Better support for unpaid carers
- What, in addition to the support that has already been pledged by the Government, would be the most effective thing that could be done to raise the profile, as well as to improve the identification and support of carers? What examples exist to demonstrate that better identifying and supporting of carers leads to better outcomes for those for whom they care?
- How can carers who wish to do so be better enabled to stay in work or rejoin the workforce? What needs to change to achieve this?
- What are the key priorities for carers in terms of their own support, wellbeing and resilience? How and where can these best be provided?
- To what extent do carers make use of alternative forms of support, such as the voluntary community? Is there any scope for them to draw on those assets more and how might they be enabled to do that? Are there examples where this happens successfully now?

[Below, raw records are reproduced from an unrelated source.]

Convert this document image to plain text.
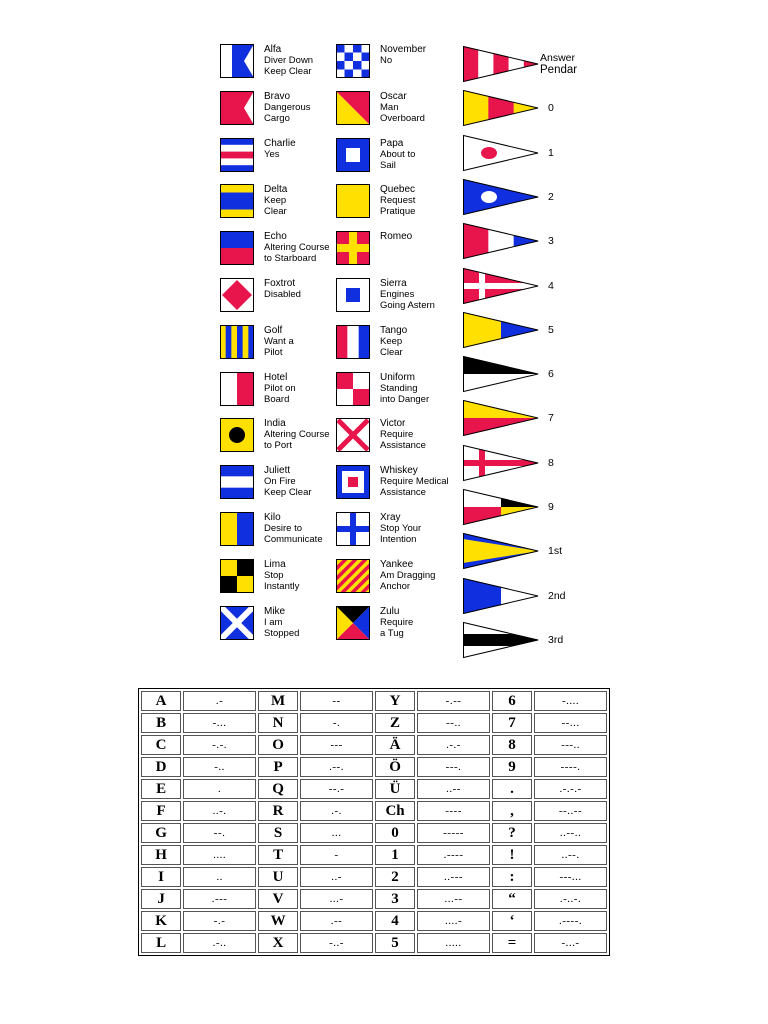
Alfa
Diver Down
Keep Clear
Bravo
Dangerous
Cargo
Charlie
Yes
Delta
Keep
Clear
Echo
Altering Course
to Starboard
Foxtrot
Disabled
Golf
Want a
Pilot
Hotel
Pilot on
Board
India
Altering Course
to Port
Juliett
On Fire
Keep Clear
Kilo
Desire to
Communicate
Lima
Stop
Instantly
Mike
I am
Stopped
November
No
Oscar
Man
Overboard
Papa
About to
Sail
Quebec
Request
Pratique
Romeo
Sierra
Engines
Going Astern
Tango
Keep
Clear
Uniform
Standing
into Danger
Victor
Require
Assistance
Whiskey
Require Medical
Assistance
Xray
Stop Your
Intention
Yankee
Am Dragging
Anchor
Zulu
Require
a Tug
Answer
Pendar
0
1
2
3
4
5
6
7
8
9
1st
2nd
3rd
A	.-	M	--	Y	-.--	6	-....
B	-...	N	-.	Z	--..	7	--...
C	-.-.	O	---	Ä	.-.-	8	---..
D	-..	P	.--.	Ö	---.	9	----.
E	.	Q	--.-	Ü	..--	.	.-.-.-
F	..-.	R	.-.	Ch	----	,	--..--
G	--.	S	...	0	-----	?	..--..
H	....	T	-	1	.----	!	..--.
I	..	U	..-	2	..---	:	---...
J	.---	V	...-	3	...--	“	.-..-.
K	-.-	W	.--	4	....-	‘	.----.
L	.-..	X	-..-	5	.....	=	-...-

- How valued and respected are carers in the overall adult social care system and what are the consequences of failing to value and respect them?
- What can be done to make sure that social care professionals recognise the expertise of carers and value them as full and equal partners in care, who are included as part of the whole team, so that there is greater synergy between paid and unpaid care?
- Why is the current system so difficult for carers? What needs to be put in place so that carers can simply understand what is available to them as a right and discretion, and the person they support? Do you know of good practice examples? How can these examples be expanded more widely across the system?
Putting co-production at the heart of care
- To what extent are the voices of people who draw on care and support and carers shaping the design and delivery of social care, irrespective of their age or circumstances? If these voices are not sufficiently heard, what is the impact of this on those who draw on care and support and carers?
- It is often difficult for people who draw on care and support and carers to exercise choice and control if they do not know what good support looks like or what kinds of care and support might be available. What information and support could be helpful to address this and how could it be made available more easily?
- We recognise that people with long-term conditions require different support at different points in their lives and that transitions, such as a change in health needs, moving from children to adult services, leaving education, starting a job or moving home, can be particularly challenging. Can you describe the key moments of transition from your experience? How have the formal processes worked during these periods of transition? What could or should have been in place to make these transition moments easier?
- What does truly co-produced care look like for younger and for older people with differing challenges and needs? Have you got any good examples to share?
- How can we design care and support arrangements which work both for the person drawing on care and support and for those who care for them?
- How can people who draw on care and support and carers both be involved in the planning of future services?